I was visiting a Machine Shop in South Edmonton, some years back, the place was spotless clean, and well lit, with CNC machines throughout, except for one solitary 24 or so inch stroke shaper, all alone in the middle of the room.
When I sorta squinted at it and cocked an eyebrow, the owner just laughed, said that he had a couple old Euro guys that still kept a hand in, and the shaper allowed them to do jobs that would have otherwise been difficult, impossible, or simply cost way too much in custom tooling. He stated outright, that the shaper earned every bit of it's floor space required, and paid well enough that it wasn't going anywhere anytime soon! Putting the lie, to the old saw, that you can make anything on a shaper except money! LOL!
Most of the jobs were keyways and slots in VERY large pieces of Process Equipment for the oil industry.

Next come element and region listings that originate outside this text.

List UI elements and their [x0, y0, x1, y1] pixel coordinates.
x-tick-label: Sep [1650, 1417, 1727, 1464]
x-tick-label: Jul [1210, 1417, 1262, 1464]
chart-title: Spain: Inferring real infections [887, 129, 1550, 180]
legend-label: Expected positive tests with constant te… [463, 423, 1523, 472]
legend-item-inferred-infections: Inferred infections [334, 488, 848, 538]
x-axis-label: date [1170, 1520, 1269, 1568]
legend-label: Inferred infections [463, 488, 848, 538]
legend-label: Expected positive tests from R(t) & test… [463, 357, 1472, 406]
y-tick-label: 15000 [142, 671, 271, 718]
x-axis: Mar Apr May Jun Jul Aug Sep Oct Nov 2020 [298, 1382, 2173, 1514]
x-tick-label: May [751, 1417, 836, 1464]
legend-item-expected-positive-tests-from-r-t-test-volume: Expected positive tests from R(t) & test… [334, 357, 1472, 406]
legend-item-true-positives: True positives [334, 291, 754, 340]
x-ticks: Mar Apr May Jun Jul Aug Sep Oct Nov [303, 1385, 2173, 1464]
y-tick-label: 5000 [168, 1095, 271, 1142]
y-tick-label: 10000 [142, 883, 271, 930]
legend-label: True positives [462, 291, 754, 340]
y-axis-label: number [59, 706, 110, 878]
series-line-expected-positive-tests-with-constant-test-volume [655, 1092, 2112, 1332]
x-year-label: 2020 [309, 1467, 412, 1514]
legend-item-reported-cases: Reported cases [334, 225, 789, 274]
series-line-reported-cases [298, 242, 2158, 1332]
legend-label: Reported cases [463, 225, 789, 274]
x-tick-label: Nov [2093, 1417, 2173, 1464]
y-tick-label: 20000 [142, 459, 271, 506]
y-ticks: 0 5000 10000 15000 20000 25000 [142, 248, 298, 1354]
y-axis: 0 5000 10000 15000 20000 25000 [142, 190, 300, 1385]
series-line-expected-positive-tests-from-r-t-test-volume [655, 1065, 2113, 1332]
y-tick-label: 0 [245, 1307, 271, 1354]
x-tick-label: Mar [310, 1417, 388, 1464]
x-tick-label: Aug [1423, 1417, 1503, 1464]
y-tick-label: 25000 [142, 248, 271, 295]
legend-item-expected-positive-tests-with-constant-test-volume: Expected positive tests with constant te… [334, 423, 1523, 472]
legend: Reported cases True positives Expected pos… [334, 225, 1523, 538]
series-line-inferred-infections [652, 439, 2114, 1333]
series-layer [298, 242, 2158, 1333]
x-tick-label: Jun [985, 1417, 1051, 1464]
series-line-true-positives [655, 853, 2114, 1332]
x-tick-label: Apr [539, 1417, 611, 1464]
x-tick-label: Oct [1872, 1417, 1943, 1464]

The big ones are out there, and if you shop well, can be got for pretty cheap, as long as you have the means to pick one up and move it. A friend got a 36 inch stroke shaper from a Railway shop, for about as much as it cost him in time and gas to get it home (which wasn't much!).
FWIW, I have an Aamco, had a South Bend 7 inch too, gave it to a shaper-less friend. I dunno if I erred in giving away the South Bend, but, WTH, it came to me for free, I gave it away for exactly twice what I paid, eh? The Aamco has a phenolic main gear, which, if it's in good shape, runs quieter than the South Bend's metal gear. The Aamco also uses a Vee thread for the feed screws, dead easy to reproduce. On the other hand The SB, has an actual oil pump for internal lube (this one did, IIRC, not all do), and used Acme threads for the feeds (not THAT hard to reproduce). All said, I had the Aamco already, and no attachments to the SB, so I passed it on to a friend. Was a pretty good day's scrounging, that day!